Her youngest sons were into it. Her oldest? Not so much. He continued to eat meat when they went out to dinner, but over the last year he’s come to terms with the dietary change and accepted it.
And her baby daughter? She’s been vegan since birth.
“One time my older boys told her people drink milk from cows and she fell off her chair laughing,” says Unwin. “She thought they were making it up and telling her stories.”
And once again, it comes down to a pig — the Unwins have a 100-pound pet pig.
“It’s clear we would never eat her or turn her into bacon and never have ham,” says Unwin. “That’s been a huge connection for them.”
Elsa Spencer, a nutrition professor at Piedmont Virginia Community College in Charlottesville, Va., recommends both parents become vegetarian or vegan if they plan to raise their children that way. Her 10-year-old son is vegan, though he’ll occasionally eat dairy products or eggs when he’s with his dad.
“Kids tend to go with the lowest common denominator,” says Spencer. “They’ll do what’s easiest or most acceptable. If there’s a choice and one parent isn’t doing it, they’ll go in that direction.”
She also advises parents to not worry so much about protein if their kids are 5 and younger and to not fall into the vegetarian trap of consuming truckloads of pasta. Make sure they eat some sort of bean or nut products once a day, she says.
“It’s different than teens. Under 5, I emphasize fat and deemphasize fiber,” she says. “Their brains are growing so fast they need fat at that age.
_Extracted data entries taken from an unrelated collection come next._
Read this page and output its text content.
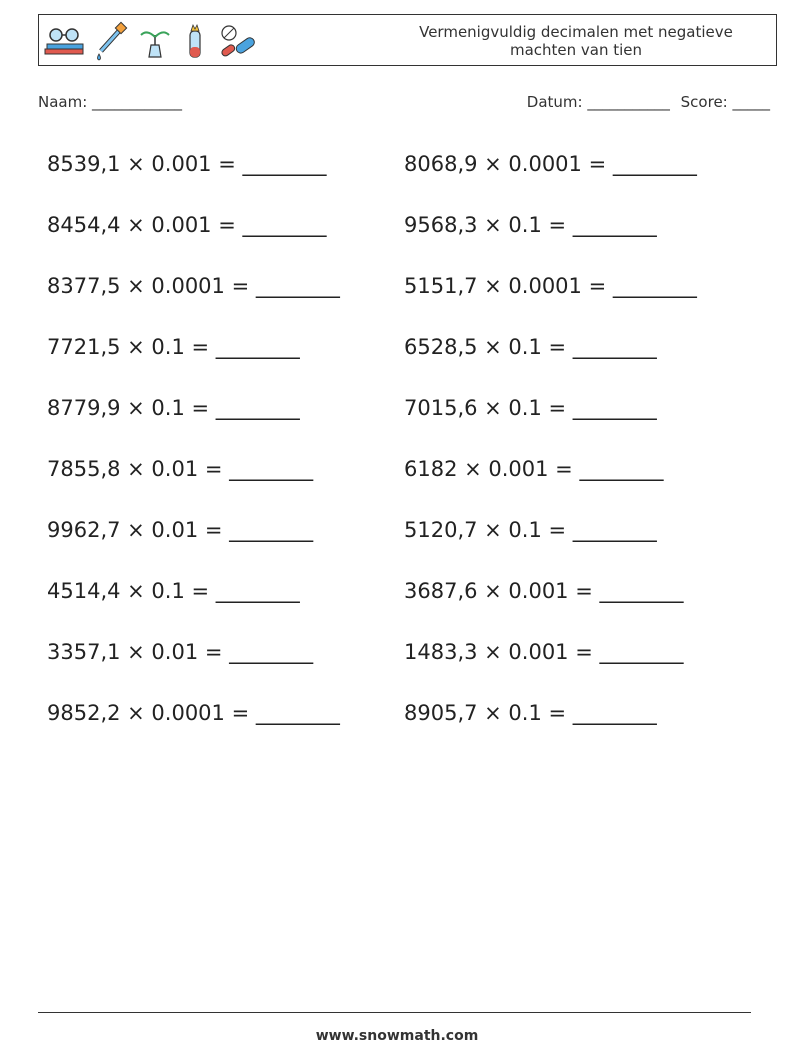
Vermenigvuldig decimalen met negatieve machten van tien
Naam: ____________	Datum: ___________ Score: _____
8539,1 × 0.001 = ________	8068,9 × 0.0001 = ________
8454,4 × 0.001 = ________	9568,3 × 0.1 = ________
8377,5 × 0.0001 = ________	5151,7 × 0.0001 = ________
7721,5 × 0.1 = ________	6528,5 × 0.1 = ________
8779,9 × 0.1 = ________	7015,6 × 0.1 = ________
7855,8 × 0.01 = ________	6182 × 0.001 = ________
9962,7 × 0.01 = ________	5120,7 × 0.1 = ________
4514,4 × 0.1 = ________	3687,6 × 0.001 = ________
3357,1 × 0.01 = ________	1483,3 × 0.001 = ________
9852,2 × 0.0001 = ________	8905,7 × 0.1 = ________
www.snowmath.com
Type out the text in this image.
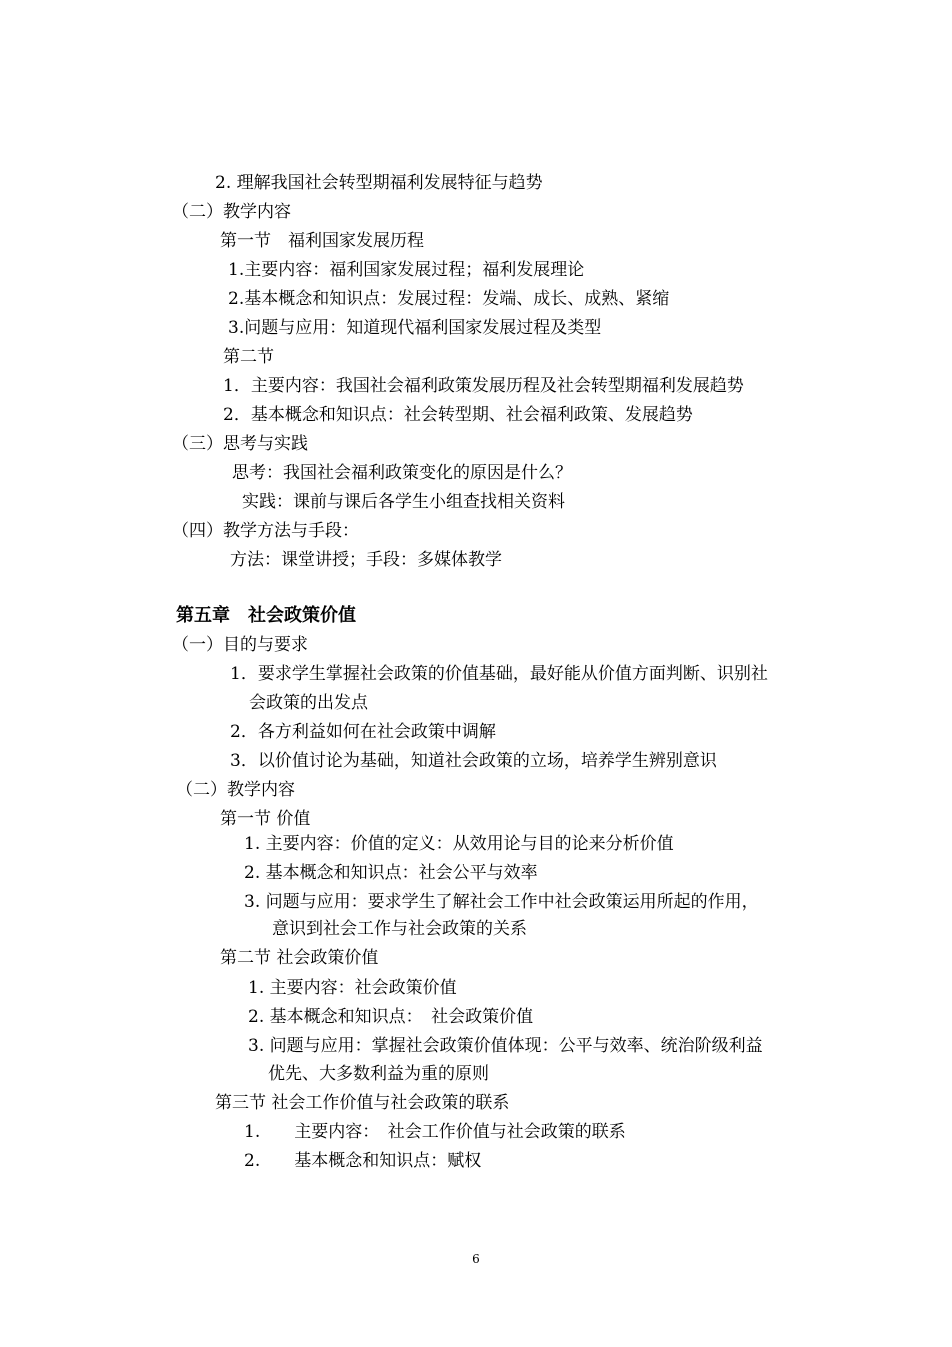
2. 理解我国社会转型期福利发展特征与趋势
（二）教学内容
第一节　福利国家发展历程
1.主要内容：福利国家发展过程；福利发展理论
2.基本概念和知识点：发展过程：发端、成长、成熟、紧缩
3.问题与应用：知道现代福利国家发展过程及类型
第二节
1．主要内容：我国社会福利政策发展历程及社会转型期福利发展趋势
2．基本概念和知识点：社会转型期、社会福利政策、发展趋势
（三）思考与实践
思考：我国社会福利政策变化的原因是什么？
实践：课前与课后各学生小组查找相关资料
（四）教学方法与手段：
方法：课堂讲授；手段：多媒体教学
第五章　社会政策价值
（一）目的与要求
1．要求学生掌握社会政策的价值基础，最好能从价值方面判断、识别社
会政策的出发点
2．各方利益如何在社会政策中调解
3．以价值讨论为基础，知道社会政策的立场，培养学生辨别意识
（二）教学内容
第一节 价值
1. 主要内容：价值的定义：从效用论与目的论来分析价值
2. 基本概念和知识点：社会公平与效率
3. 问题与应用：要求学生了解社会工作中社会政策运用所起的作用，
意识到社会工作与社会政策的关系
第二节 社会政策价值
1. 主要内容：社会政策价值
2. 基本概念和知识点：　社会政策价值
3. 问题与应用：掌握社会政策价值体现：公平与效率、统治阶级利益
优先、大多数利益为重的原则
第三节 社会工作价值与社会政策的联系
1.　　主要内容：　社会工作价值与社会政策的联系
2.　　基本概念和知识点：赋权
6
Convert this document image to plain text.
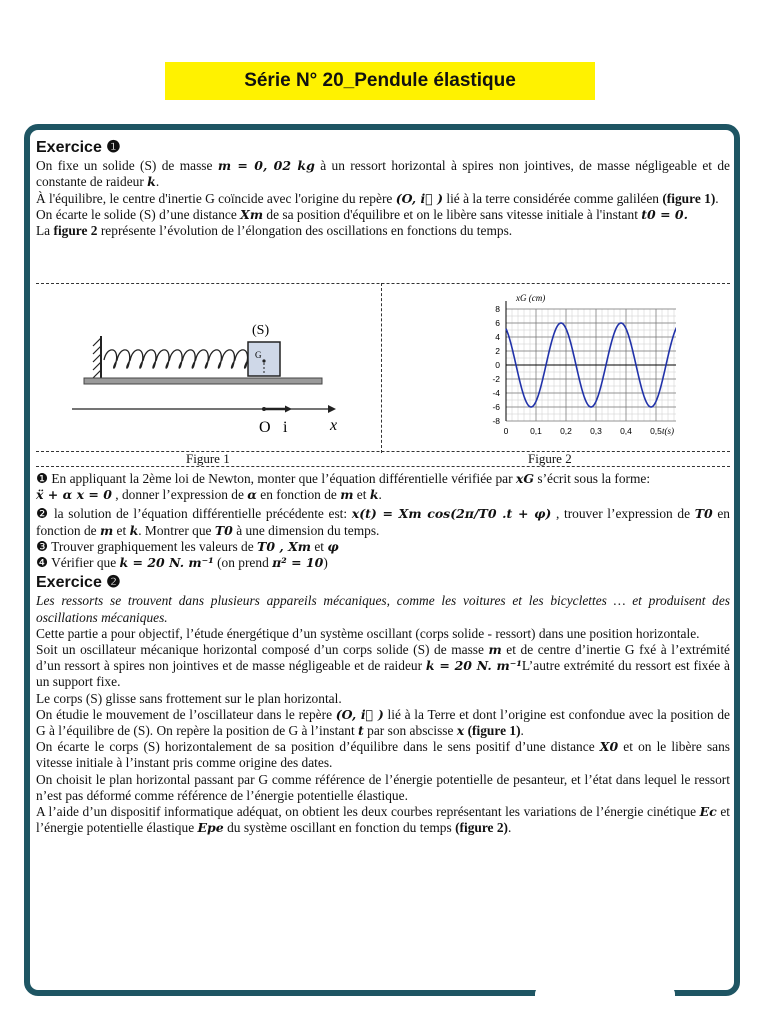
Série N° 20_Pendule élastique
Exercice ❶

On fixe un solide (S) de masse m = 0, 02 kg à un ressort horizontal à spires non jointives, de masse négligeable et de constante de raideur k.

À l'équilibre, le centre d'inertie G coïncide avec l'origine du repère (O, i⃗ ) lié à la terre considérée comme galiléen (figure 1).

On écarte le solide (S) d’une distance Xm de sa position d'équilibre et on le libère sans vitesse initiale à l'instant t0 = 0.

La figure 2 représente l’évolution de l’élongation des oscillations en fonctions du temps.

G
(S)
O i	x
8
6
4
2
0
-2
-4
-6
-8
0	0,1 0,2 0,3 0,4 0,5
xG (cm)
t(s)
Figure 1	Figure 2

❶ En appliquant la 2ème loi de Newton, monter que l’équation différentielle vérifiée par xG s’écrit sous la forme:

ẍ + α x = 0 , donner l’expression de α en fonction de m et k.

❷ la solution de l’équation différentielle précédente est: x(t) = Xm cos(2π/T0 .t + φ) , trouver l’expression de T0 en fonction de m et k. Montrer que T0 à une dimension du temps.

❸ Trouver graphiquement les valeurs de T0 , Xm et φ

❹ Vérifier que k = 20 N. m⁻¹ (on prend π² = 10)

Exercice ❷

Les ressorts se trouvent dans plusieurs appareils mécaniques, comme les voitures et les bicyclettes … et produisent des oscillations mécaniques.

Cette partie a pour objectif, l’étude énergétique d’un système oscillant (corps solide - ressort) dans une position horizontale.

Soit un oscillateur mécanique horizontal composé d’un corps solide (S) de masse m et de centre d’inertie G fxé à l’extrémité d’un ressort à spires non jointives et de masse négligeable et de raideur k = 20 N. m⁻¹L’autre extrémité du ressort est fixée à un support fixe.

Le corps (S) glisse sans frottement sur le plan horizontal.

On étudie le mouvement de l’oscillateur dans le repère (O, i⃗ ) lié à la Terre et dont l’origine est confondue avec la position de G à l’équilibre de (S). On repère la position de G à l’instant t par son abscisse x (figure 1).

On écarte le corps (S) horizontalement de sa position d’équilibre dans le sens positif d’une distance X0 et on le libère sans vitesse initiale à l’instant pris comme origine des dates.

On choisit le plan horizontal passant par G comme référence de l’énergie potentielle de pesanteur, et l’état dans lequel le ressort n’est pas déformé comme référence de l’énergie potentielle élastique.

A l’aide d’un dispositif informatique adéquat, on obtient les deux courbes représentant les variations de l’énergie cinétique Ec et l’énergie potentielle élastique Epe du système oscillant en fonction du temps (figure 2).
I did a lot of nut butter and avocado. I drizzled oil on their food when they were that age. Grown-ups need fiber, whole grains and to be lower on the fat scale, but almost flip it for young children.”
And don’t offer too much information about the family’s diet choice. Spencer only answers questions. The topic is bound to come up eventually, maybe after their friends ask them about it or they see something on TV.
“I get asked more why do others eat them (animals),” she says. “I say they think they have to to get their nutrition. Clearly we don’t have to because we’re surviving. And if we don’t have to, then why cause more harm than we need to? All kids love animals. If you say we don’t eat them because we don’t have to and we don’t want to kill them, most kids resonate with that.”
Sometimes, though, a diet conversion doesn’t stick. Catherine Bobo Chavez was vegan when she got pregnant. A nutritionist told her to eat meat throughout her pregnancy, based on her husband’s Type O blood. Some say our blood types dictate the foods that work best in our bodies, and Type Os are said to thrive on a high-protein diet. Chavez looked forward to feeding her baby a “pristine diet,” she says, one that was plant-based. As soon as her son started to chew real food, though, he eschewed anything vegetable-related. He was a hardcore carnivore.
“It was such a downer for me that he didn’t take to veggies,” says Chavez, whose son is now 11. “He was disgusted by the texture. I felt very lonely and still do.”